SUNRISE: A SONG OF TWO HUMANS (F.W. Murnau, USA 1927, 9. & 14.3.) Drehbuchautor bzw. „Film-Dichter” (Joseph Roth) Carl Mayer und Regisseur F.W. Murnau, die gemeinsam sieben Filme realisierten, gehörten in den 20er Jahren zu den berühmtesten Arbeitsgespannen des Weimarer Kinos. In SUNRISE, ihrer letzten (erhaltenen) Zusammenarbeit und Murnaus Hollywood-Debüt, wird ein Farmer von einer mondänen Großstadtschönheit umspielt und beinahe dazu gebracht, seine Frau umzubringen. „Ein Film der Verzauberung wie ein lang anhaltender, nicht enden wollender Traum – Summe und Höhepunkt von Murnaus Werk. Dieser deutsche, in Hollywood gedrehte, im ostpreußisch-amerikanischen Niemandsland angesiedelte Film besteht aus einer gleichermaßen mühelosen wie total kontrollierten Abfolge sich einander entzündender Gegensätze: Mann und Frau, Liebe und Hingerissenheit, Stadt und Land, Studio und Natur, Tragik und Komik, lyrische Stimmung und Dramatik, Tiefenschärfe und weiches Zerfließen.“ (Harry Tomicek)
SÅSOM I EN SPEGEL (Wie in einem Spiegel, Ingmar Bergman, Schweden 1961, 10. & 13.3.) Über einen Zeitraum von drei Jahrzehnten hat Sven Nykvist in mehr als 20 Filmen Ingmar Bergmans die Kamera geführt. Bei den Dreharbeiten zu SÅSOM I EN SPEGEL entwickelte Bergman mit Nykvist den sogenannten „Bleistiftton“ seiner Filme, durch den er die visuellen Möglichkeiten erkundete, das Licht als Ausdruck für Einfachheit und Klarheit einzusetzen. Der Film eröffnet eine Trilogie zum Thema Glauben, der Titel ist Paulus’ 1. Korintherbrief entnommen: „Jetzt sehen wir nur dunkel, wie in einem Spiegel – dann aber von Angesicht zu Angesicht. Jetzt erkenne ich’s stückweise; dann aber werde ich erkennen, gleichwie ich erkannt bin.“ Der Spiegel der Selbsterkenntnis ist in Bergmans Film die unheilbar kranke Karin (Harriet Andersson). Die Begegnung mit der an einer Art Schizophrenie unter religiösen Vorzeichen Leidenden scheint Veränderungen in der von Beziehungsarmut und Entfremdung geprägten Familie zu ermöglichen.
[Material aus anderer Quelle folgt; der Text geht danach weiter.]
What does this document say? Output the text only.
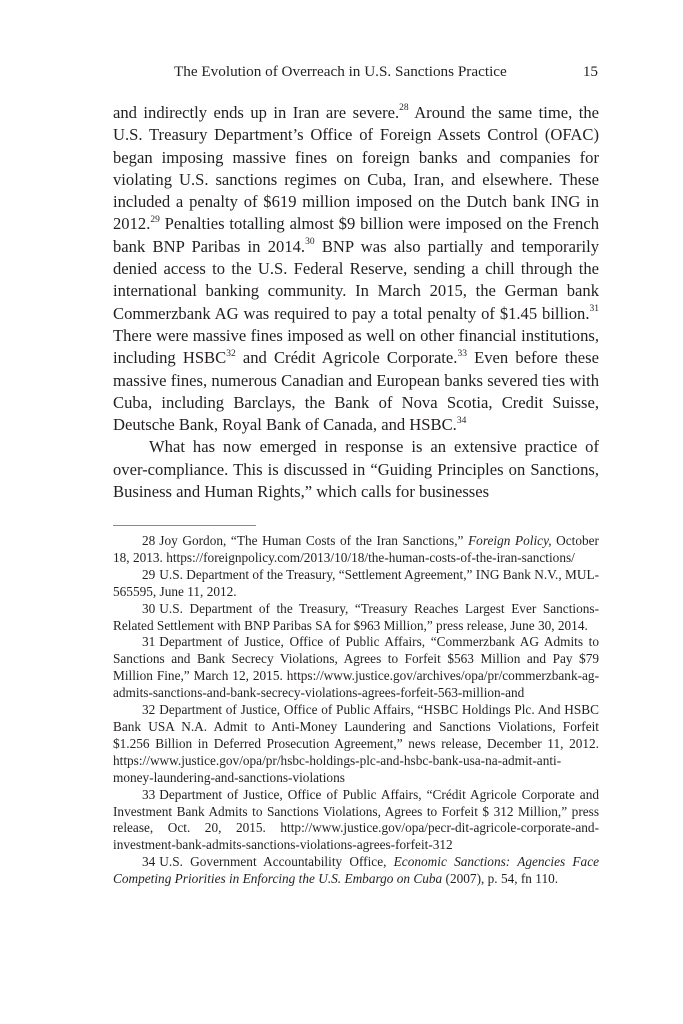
The Evolution of Overreach in U.S. Sanctions Practice	15

and indirectly ends up in Iran are severe.$^{28}$ Around the same time, the U.S. Treasury Department’s Office of Foreign Assets Control (OFAC) began imposing massive fines on foreign banks and companies for violating U.S. sanctions regimes on Cuba, Iran, and elsewhere. These included a penalty of $619 million imposed on the Dutch bank ING in 2012.29 Penalties totalling almost $9 billion were imposed on the French bank BNP Paribas in 2014.30 BNP was also partially and temporarily denied access to the U.S. Federal Reserve, sending a chill through the international banking community. In March 2015, the German bank Commerzbank AG was required to pay a total penalty of $1.45 billion.$^{31}$ There were massive fines imposed as well on other financial institutions, including HSBC$^{32}$ and Crédit Agricole Corporate.$^{33}$ Even before these massive fines, numerous Canadian and European banks severed ties with Cuba, including Barclays, the Bank of Nova Scotia, Credit Suisse, Deutsche Bank, Royal Bank of Canada, and HSBC.$^{34}$

What has now emerged in response is an extensive practice of over-compliance. This is discussed in “Guiding Principles on Sanctions, Business and Human Rights,” which calls for businesses

28 Joy Gordon, “The Human Costs of the Iran Sanctions,” Foreign Policy, October 18, 2013. https://foreignpolicy.com/2013/10/18/the-human-costs-of-the-iran-sanctions/

29 U.S. Department of the Treasury, “Settlement Agreement,” ING Bank N.V., MUL-565595, June 11, 2012.

30 U.S. Department of the Treasury, “Treasury Reaches Largest Ever Sanctions-Related Settlement with BNP Paribas SA for $963 Million,” press release, June 30, 2014.

31 Department of Justice, Office of Public Affairs, “Commerzbank AG Admits to Sanctions and Bank Secrecy Violations, Agrees to Forfeit $563 Million and Pay $79 Million Fine,” March 12, 2015. https://www.justice.gov/archives/opa/pr/commerzbank-ag-admits-sanctions-and-bank-secrecy-violations-agrees-forfeit-563-million-and

32 Department of Justice, Office of Public Affairs, “HSBC Holdings Plc. And HSBC Bank USA N.A. Admit to Anti-Money Laundering and Sanctions Violations, Forfeit $1.256 Billion in Deferred Prosecution Agreement,” news release, December 11, 2012. https://www.justice.gov/opa/pr/hsbc-holdings-plc-and-hsbc-bank-usa-na-admit-anti-money-laundering-and-sanctions-violations

33 Department of Justice, Office of Public Affairs, “Crédit Agricole Corporate and Investment Bank Admits to Sanctions Violations, Agrees to Forfeit $ 312 Million,” press release, Oct. 20, 2015. http://www.justice.gov/opa/pecr-dit-agricole-corporate-and-investment-bank-admits-sanctions-violations-agrees-forfeit-312

34 U.S. Government Accountability Office, Economic Sanctions: Agencies Face Competing Priorities in Enforcing the U.S. Embargo on Cuba (2007), p. 54, fn 110.
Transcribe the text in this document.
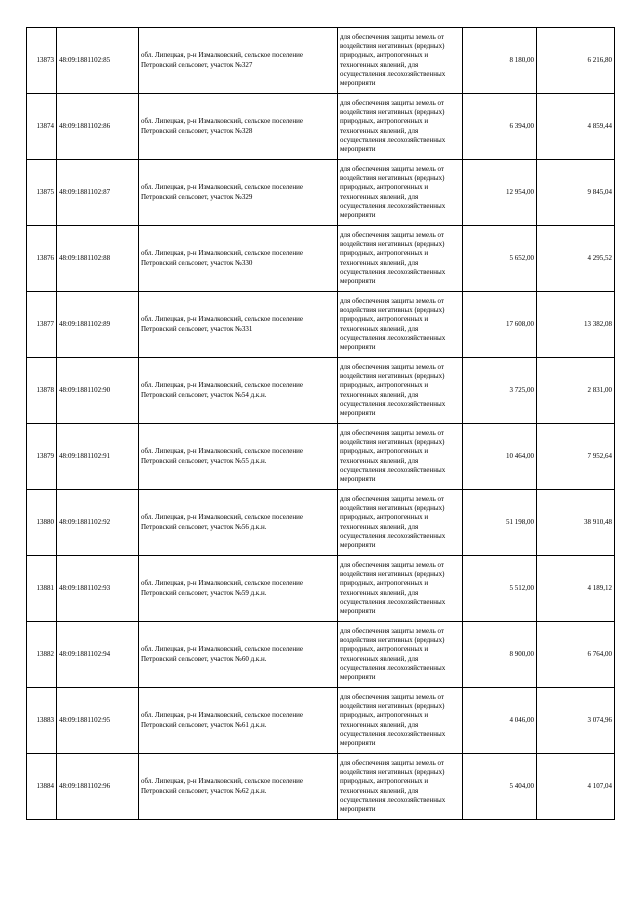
13873	48:09:1881102:85	обл. Липецкая, р-н Измалковский, сельское поселение Петровский сельсовет, участок №327	для обеспечения защиты земель от воздействия негативных (вредных) природных, антропогенных и техногенных явлений, для осуществления лесохозяйственных мероприяти	8 180,00	6 216,80
13874	48:09:1881102:86	обл. Липецкая, р-н Измалковский, сельское поселение Петровский сельсовет, участок №328	для обеспечения защиты земель от воздействия негативных (вредных) природных, антропогенных и техногенных явлений, для осуществления лесохозяйственных мероприяти	6 394,00	4 859,44
13875	48:09:1881102:87	обл. Липецкая, р-н Измалковский, сельское поселение Петровский сельсовет, участок №329	для обеспечения защиты земель от воздействия негативных (вредных) природных, антропогенных и техногенных явлений, для осуществления лесохозяйственных мероприяти	12 954,00	9 845,04
13876	48:09:1881102:88	обл. Липецкая, р-н Измалковский, сельское поселение Петровский сельсовет, участок №330	для обеспечения защиты земель от воздействия негативных (вредных) природных, антропогенных и техногенных явлений, для осуществления лесохозяйственных мероприяти	5 652,00	4 295,52
13877	48:09:1881102:89	обл. Липецкая, р-н Измалковский, сельское поселение Петровский сельсовет, участок №331	для обеспечения защиты земель от воздействия негативных (вредных) природных, антропогенных и техногенных явлений, для осуществления лесохозяйственных мероприяти	17 608,00	13 382,08
13878	48:09:1881102:90	обл. Липецкая, р-н Измалковский, сельское поселение Петровский сельсовет, участок №54 д.к.н.	для обеспечения защиты земель от воздействия негативных (вредных) природных, антропогенных и техногенных явлений, для осуществления лесохозяйственных мероприяти	3 725,00	2 831,00
13879	48:09:1881102:91	обл. Липецкая, р-н Измалковский, сельское поселение Петровский сельсовет, участок №55 д.к.н.	для обеспечения защиты земель от воздействия негативных (вредных) природных, антропогенных и техногенных явлений, для осуществления лесохозяйственных мероприяти	10 464,00	7 952,64
13880	48:09:1881102:92	обл. Липецкая, р-н Измалковский, сельское поселение Петровский сельсовет, участок №56 д.к.н.	для обеспечения защиты земель от воздействия негативных (вредных) природных, антропогенных и техногенных явлений, для осуществления лесохозяйственных мероприяти	51 198,00	38 910,48
13881	48:09:1881102:93	обл. Липецкая, р-н Измалковский, сельское поселение Петровский сельсовет, участок №59 д.к.н.	для обеспечения защиты земель от воздействия негативных (вредных) природных, антропогенных и техногенных явлений, для осуществления лесохозяйственных мероприяти	5 512,00	4 189,12
13882	48:09:1881102:94	обл. Липецкая, р-н Измалковский, сельское поселение Петровский сельсовет, участок №60 д.к.н.	для обеспечения защиты земель от воздействия негативных (вредных) природных, антропогенных и техногенных явлений, для осуществления лесохозяйственных мероприяти	8 900,00	6 764,00
13883	48:09:1881102:95	обл. Липецкая, р-н Измалковский, сельское поселение Петровский сельсовет, участок №61 д.к.н.	для обеспечения защиты земель от воздействия негативных (вредных) природных, антропогенных и техногенных явлений, для осуществления лесохозяйственных мероприяти	4 046,00	3 074,96
13884	48:09:1881102:96	обл. Липецкая, р-н Измалковский, сельское поселение Петровский сельсовет, участок №62 д.к.н.	для обеспечения защиты земель от воздействия негативных (вредных) природных, антропогенных и техногенных явлений, для осуществления лесохозяйственных мероприяти	5 404,00	4 107,04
TOKYO MONOGATARI (Die Reise nach Tokio, Yasujiro Ozu, Japan 1953, 11. & 25.3.) Er war Ozus Lieblingsschauspieler: In 52 seiner 54 Filme wirkte Chishu Ryu mit und prägte sie mit seinem fein nuancierten, zurückhaltenden Spiel, in dem ein leise geäußertes „hm“ oft mehr sagte als es Worte vermögen. In Ozus Filmen, die in immer neuen Variationen ähnliche Themen umkreisen, kam ihm in der Regel die Rolle des Vaters zu. So auch in TOKYO MONOGATARI, in dem ein älteres Ehepaar während eines Besuchs bei den Kindern und Enkeln in Tokio feststellt, dass sich die Familie auseinandergelebt hat. Ein melancholischer Abgesang auf den Mythos der japanischen Familie.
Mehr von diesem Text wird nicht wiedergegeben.